Wigan St Judes

Club information
- Full name: Wigan St Judes Amateur Rugby League Football Club
- Colours: Maroon and yellow
- Founded: 1980; 46 years ago

Current details
- Ground: Keats Avenue, Parsons Meadow, Poolstock, Wigan, WN3 5UB;
- Competition: NCRL National Premier League

= Wigan St Judes =

English amateur rugby league club

Wigan St Judes are an amateur rugby league football club from Wigan, Greater Manchester. The club currently competes in the NCRL National Premier League. The club also operates a number of academy teams.

==History==
Wigan St Judes were formed in 1980 and began with just 20 child aged players. The club now has some 300 players from age 7 through to adults. Six youth teams play in the National Youth League. In 1991, the club moved to its present location in the Poolstock area of Wigan and operates three pitches and a clubhouse. The club also acts as one of the official feeder clubs for Wigan Warriors, the town's professional Super League club.
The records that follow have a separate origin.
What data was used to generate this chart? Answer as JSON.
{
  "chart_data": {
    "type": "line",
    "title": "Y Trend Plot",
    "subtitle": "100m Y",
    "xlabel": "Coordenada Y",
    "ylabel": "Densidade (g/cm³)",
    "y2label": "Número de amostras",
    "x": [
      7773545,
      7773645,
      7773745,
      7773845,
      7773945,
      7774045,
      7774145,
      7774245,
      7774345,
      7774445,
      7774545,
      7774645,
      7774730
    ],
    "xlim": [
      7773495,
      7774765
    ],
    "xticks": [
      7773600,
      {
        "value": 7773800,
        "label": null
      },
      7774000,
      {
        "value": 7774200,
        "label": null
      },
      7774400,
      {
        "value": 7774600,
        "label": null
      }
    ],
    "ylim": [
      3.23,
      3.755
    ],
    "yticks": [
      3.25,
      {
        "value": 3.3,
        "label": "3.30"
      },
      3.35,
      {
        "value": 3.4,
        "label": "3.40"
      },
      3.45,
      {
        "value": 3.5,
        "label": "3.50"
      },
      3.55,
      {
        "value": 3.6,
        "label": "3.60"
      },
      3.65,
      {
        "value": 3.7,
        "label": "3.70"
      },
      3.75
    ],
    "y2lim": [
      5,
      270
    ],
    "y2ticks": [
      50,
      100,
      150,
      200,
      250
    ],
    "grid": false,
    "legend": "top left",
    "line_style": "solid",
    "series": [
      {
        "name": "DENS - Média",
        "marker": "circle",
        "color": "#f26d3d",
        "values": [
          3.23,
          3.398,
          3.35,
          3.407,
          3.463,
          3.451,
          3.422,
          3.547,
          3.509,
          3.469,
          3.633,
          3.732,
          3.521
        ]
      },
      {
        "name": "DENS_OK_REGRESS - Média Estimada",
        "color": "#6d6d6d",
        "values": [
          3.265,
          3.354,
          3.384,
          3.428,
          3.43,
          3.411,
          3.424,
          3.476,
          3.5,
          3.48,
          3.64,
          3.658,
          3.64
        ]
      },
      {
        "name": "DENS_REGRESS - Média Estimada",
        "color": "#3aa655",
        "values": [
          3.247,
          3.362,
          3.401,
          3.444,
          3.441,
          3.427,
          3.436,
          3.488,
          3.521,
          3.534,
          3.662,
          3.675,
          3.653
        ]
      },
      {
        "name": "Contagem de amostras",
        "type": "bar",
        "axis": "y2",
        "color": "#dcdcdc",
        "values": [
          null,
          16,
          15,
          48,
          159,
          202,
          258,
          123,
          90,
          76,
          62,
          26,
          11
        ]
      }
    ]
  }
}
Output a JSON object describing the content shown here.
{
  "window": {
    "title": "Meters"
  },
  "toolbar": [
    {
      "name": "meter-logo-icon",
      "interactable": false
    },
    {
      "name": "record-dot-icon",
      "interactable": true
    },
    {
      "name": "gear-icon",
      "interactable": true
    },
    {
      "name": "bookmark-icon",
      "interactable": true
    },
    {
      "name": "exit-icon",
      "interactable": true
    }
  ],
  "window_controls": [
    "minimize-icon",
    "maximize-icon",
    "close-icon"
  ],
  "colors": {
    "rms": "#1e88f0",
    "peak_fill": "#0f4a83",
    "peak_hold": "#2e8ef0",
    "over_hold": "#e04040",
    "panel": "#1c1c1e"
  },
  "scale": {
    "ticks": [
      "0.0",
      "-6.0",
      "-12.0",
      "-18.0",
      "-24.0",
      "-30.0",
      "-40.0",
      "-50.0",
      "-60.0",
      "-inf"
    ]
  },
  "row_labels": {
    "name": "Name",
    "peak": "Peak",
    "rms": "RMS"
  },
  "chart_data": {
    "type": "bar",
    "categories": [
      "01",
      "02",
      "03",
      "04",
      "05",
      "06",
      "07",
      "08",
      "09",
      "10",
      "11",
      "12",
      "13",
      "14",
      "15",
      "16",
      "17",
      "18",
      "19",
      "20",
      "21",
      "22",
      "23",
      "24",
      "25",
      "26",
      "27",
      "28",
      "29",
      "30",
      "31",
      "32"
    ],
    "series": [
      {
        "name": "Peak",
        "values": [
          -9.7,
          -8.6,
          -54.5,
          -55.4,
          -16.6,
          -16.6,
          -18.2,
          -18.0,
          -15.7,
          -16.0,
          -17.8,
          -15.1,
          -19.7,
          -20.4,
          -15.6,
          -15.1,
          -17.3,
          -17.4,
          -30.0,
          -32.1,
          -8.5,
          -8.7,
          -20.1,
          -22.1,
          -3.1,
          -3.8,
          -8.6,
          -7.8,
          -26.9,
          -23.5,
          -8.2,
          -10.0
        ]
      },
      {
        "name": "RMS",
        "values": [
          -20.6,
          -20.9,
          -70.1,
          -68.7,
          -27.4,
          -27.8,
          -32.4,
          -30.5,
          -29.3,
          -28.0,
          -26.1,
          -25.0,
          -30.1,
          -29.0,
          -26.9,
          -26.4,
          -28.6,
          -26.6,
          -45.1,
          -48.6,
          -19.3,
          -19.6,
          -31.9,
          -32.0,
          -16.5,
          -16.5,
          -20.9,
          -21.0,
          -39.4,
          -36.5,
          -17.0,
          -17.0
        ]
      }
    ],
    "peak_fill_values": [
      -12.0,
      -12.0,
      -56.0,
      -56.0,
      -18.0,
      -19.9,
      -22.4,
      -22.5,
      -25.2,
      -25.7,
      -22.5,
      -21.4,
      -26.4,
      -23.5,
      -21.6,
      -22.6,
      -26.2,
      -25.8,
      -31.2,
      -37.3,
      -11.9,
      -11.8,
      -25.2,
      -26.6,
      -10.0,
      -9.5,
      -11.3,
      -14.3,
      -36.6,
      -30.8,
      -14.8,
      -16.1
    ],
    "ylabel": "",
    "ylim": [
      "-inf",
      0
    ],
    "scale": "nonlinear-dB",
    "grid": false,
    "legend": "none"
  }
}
St Judes initially played in the North West Counties League and progressed to the Premier Division where they played for three seasons before applying for the National Conference League.
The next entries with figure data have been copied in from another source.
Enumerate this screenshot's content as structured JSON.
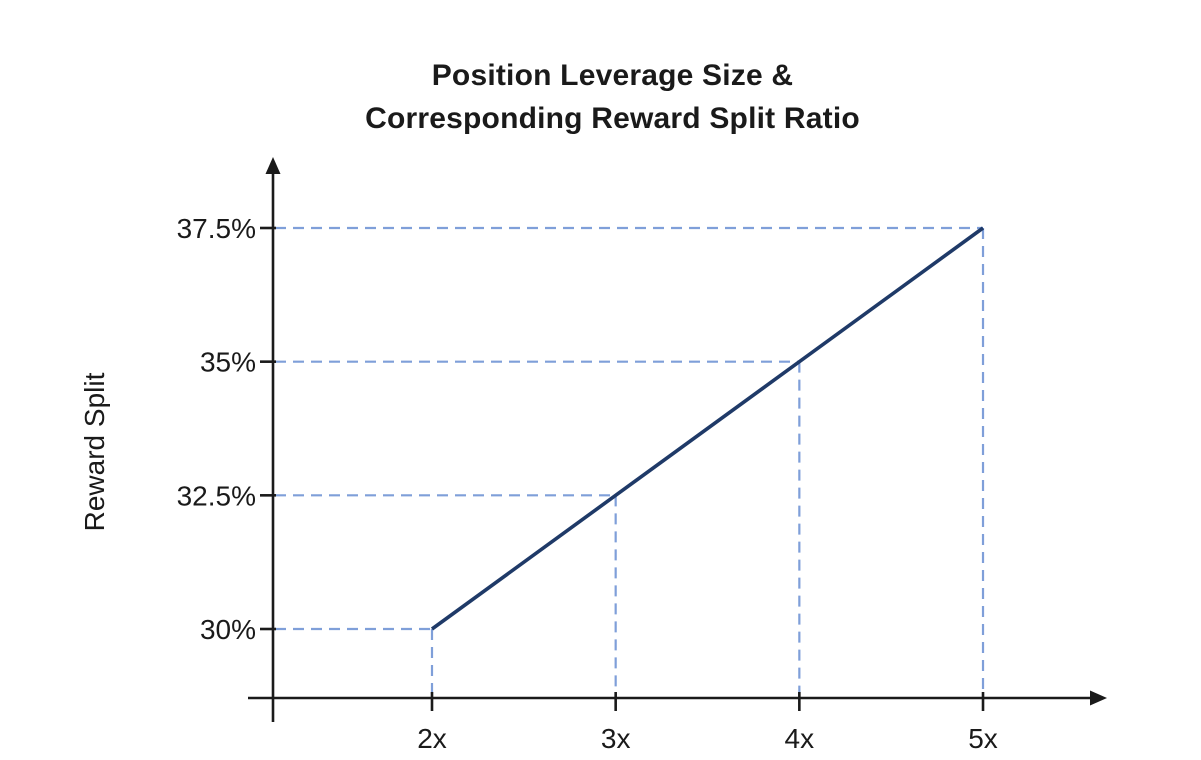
{
  "title": {
    "line1": "Position Leverage Size &",
    "line2": "Corresponding Reward Split Ratio"
  },
  "chart_data": {
    "type": "line",
    "title": "Position Leverage Size & Corresponding Reward Split Ratio",
    "xlabel": "",
    "ylabel": "Reward Split",
    "categories": [
      "2x",
      "3x",
      "4x",
      "5x"
    ],
    "x_values": [
      2,
      3,
      4,
      5
    ],
    "series": [
      {
        "name": "Reward Split",
        "values": [
          30,
          32.5,
          35,
          37.5
        ]
      }
    ],
    "ytick_labels": [
      "30%",
      "32.5%",
      "35%",
      "37.5%"
    ],
    "ytick_values": [
      30,
      32.5,
      35,
      37.5
    ],
    "ylim": [
      28.7,
      38.8
    ],
    "grid": "dashed guide lines from each data point to both axes",
    "legend_position": "none",
    "colors": {
      "line": "#1f3a68",
      "guide_dash": "#7f9fd9",
      "axis": "#1a1a1a",
      "text": "#1a1a1a",
      "background": "#ffffff"
    }
  }
}
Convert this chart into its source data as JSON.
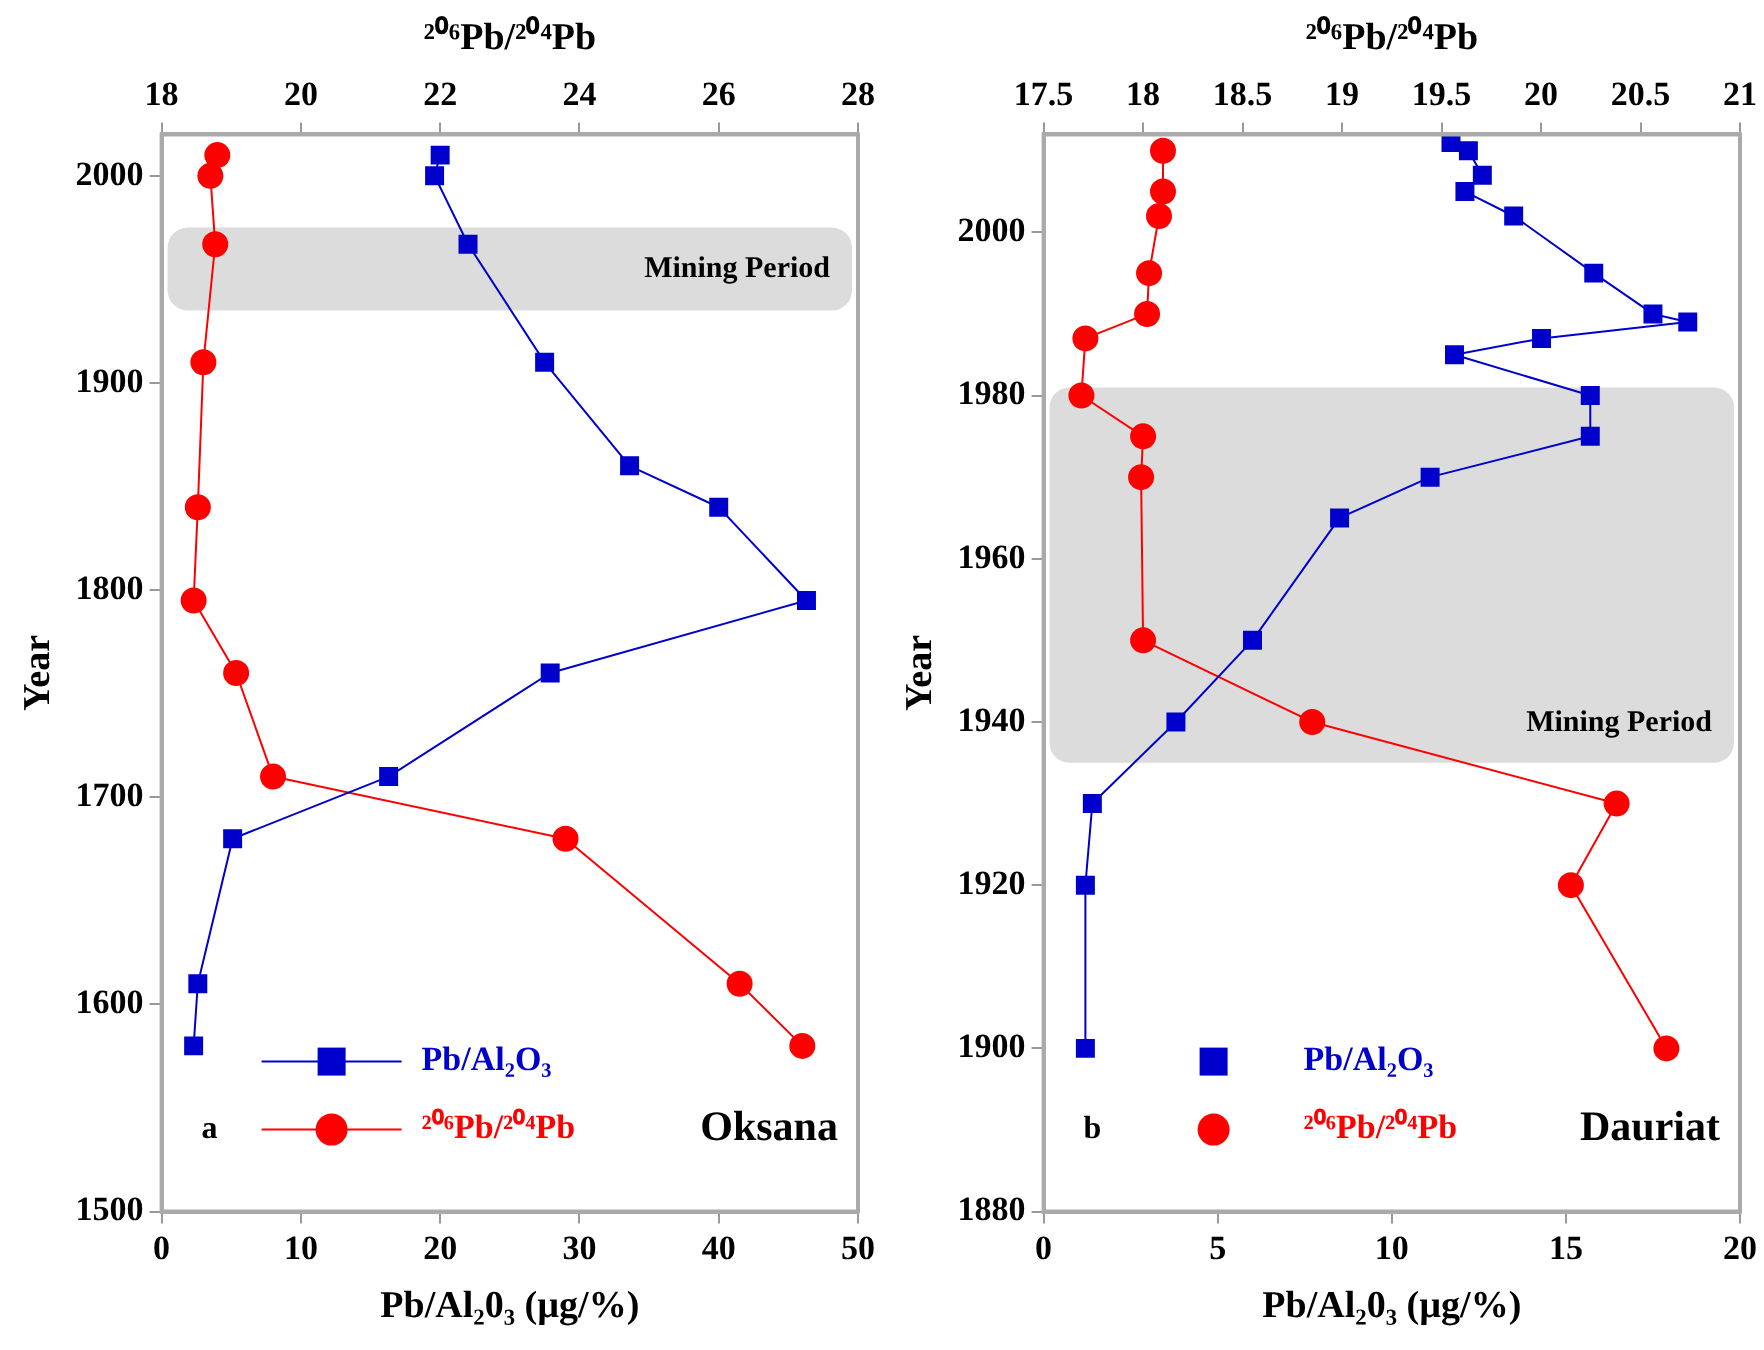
{
  "chart_data": [
    {
      "type": "line",
      "xlabel": "Pb/Al₂0₃ (µg/%)",
      "x2label": "²⁰⁶Pb/²⁰⁴Pb",
      "ylabel": "Year",
      "xlim": [
        0,
        50
      ],
      "xticks": [
        0,
        10,
        20,
        30,
        40,
        50
      ],
      "x2lim": [
        18,
        28
      ],
      "x2ticks": [
        18,
        20,
        22,
        24,
        26,
        28
      ],
      "ylim": [
        1500,
        2020
      ],
      "yticks": [
        1500,
        1600,
        1700,
        1800,
        1900,
        2000
      ],
      "grid": false,
      "legend": "bottom left",
      "bands": [
        {
          "axis": "y",
          "from": 1935,
          "to": 1975,
          "label": "Mining Period",
          "color": "#dcdcdc"
        }
      ],
      "annotations": [
        "a",
        "Oksana"
      ],
      "series": [
        {
          "name": "Pb/Al₂O₃",
          "color": "#0000cc",
          "marker": "square",
          "x": [
            20,
            19.6,
            22,
            27.5,
            33.6,
            40,
            46.3,
            27.9,
            16.3,
            5.1,
            2.6,
            2.3
          ],
          "values": [
            2010,
            2000,
            1967,
            1910,
            1860,
            1840,
            1795,
            1760,
            1710,
            1680,
            1610,
            1580
          ]
        },
        {
          "name": "²⁰⁶Pb/²⁰⁴Pb",
          "color": "#ff0000",
          "marker": "circle",
          "axis": "x2",
          "x": [
            18.8,
            18.7,
            18.77,
            18.6,
            18.52,
            18.46,
            19.07,
            19.6,
            23.8,
            26.3,
            27.2
          ],
          "values": [
            2010,
            2000,
            1967,
            1910,
            1840,
            1795,
            1760,
            1710,
            1680,
            1610,
            1580
          ]
        }
      ]
    },
    {
      "type": "line",
      "xlabel": "Pb/Al₂0₃ (µg/%)",
      "x2label": "²⁰⁶Pb/²⁰⁴Pb",
      "ylabel": "Year",
      "xlim": [
        0,
        20
      ],
      "xticks": [
        0,
        5,
        10,
        15,
        20
      ],
      "x2lim": [
        17.5,
        21
      ],
      "x2ticks": [
        17.5,
        18,
        18.5,
        19,
        19.5,
        20,
        20.5,
        21
      ],
      "ylim": [
        1880,
        2012
      ],
      "yticks": [
        1880,
        1900,
        1920,
        1940,
        1960,
        1980,
        2000
      ],
      "grid": false,
      "legend": "bottom left",
      "bands": [
        {
          "axis": "y",
          "from": 1935,
          "to": 1981,
          "label": "Mining Period",
          "color": "#dcdcdc"
        }
      ],
      "annotations": [
        "b",
        "Dauriat"
      ],
      "series": [
        {
          "name": "Pb/Al₂O₃",
          "color": "#0000cc",
          "marker": "square",
          "x": [
            11.7,
            12.2,
            12.6,
            12.1,
            13.5,
            15.8,
            17.5,
            18.5,
            14.3,
            11.8,
            15.7,
            15.7,
            11.1,
            8.5,
            6.0,
            3.8,
            1.4,
            1.2,
            1.2
          ],
          "values": [
            2011,
            2010,
            2007,
            2005,
            2002,
            1995,
            1990,
            1989,
            1987,
            1985,
            1980,
            1975,
            1970,
            1965,
            1950,
            1940,
            1930,
            1920,
            1900
          ]
        },
        {
          "name": "²⁰⁶Pb/²⁰⁴Pb",
          "color": "#ff0000",
          "marker": "circle",
          "axis": "x2",
          "x": [
            18.1,
            18.1,
            18.08,
            18.03,
            18.02,
            17.71,
            17.69,
            18.0,
            17.99,
            18.0,
            18.85,
            20.38,
            20.15,
            20.63
          ],
          "values": [
            2010,
            2005,
            2002,
            1995,
            1990,
            1987,
            1980,
            1975,
            1970,
            1950,
            1940,
            1930,
            1920,
            1900
          ]
        }
      ]
    }
  ]
}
Players from the club to turn professional include; Kris Radlinski, Mick Cassidy, Sean Long, Gareth Hock, Craig Makin, Wes Davies, Mark Smith, Paul Prescott, Jack Hughes, Liam Bent, Tommy Makinson, Junior Nsemba and Harvey Makin

On 10 April 2015, the club and the Wigan community mourned the loss of 14-year-old promising St Judes youth player Miracle Godson, who drowned in the Appley Bridge quarry.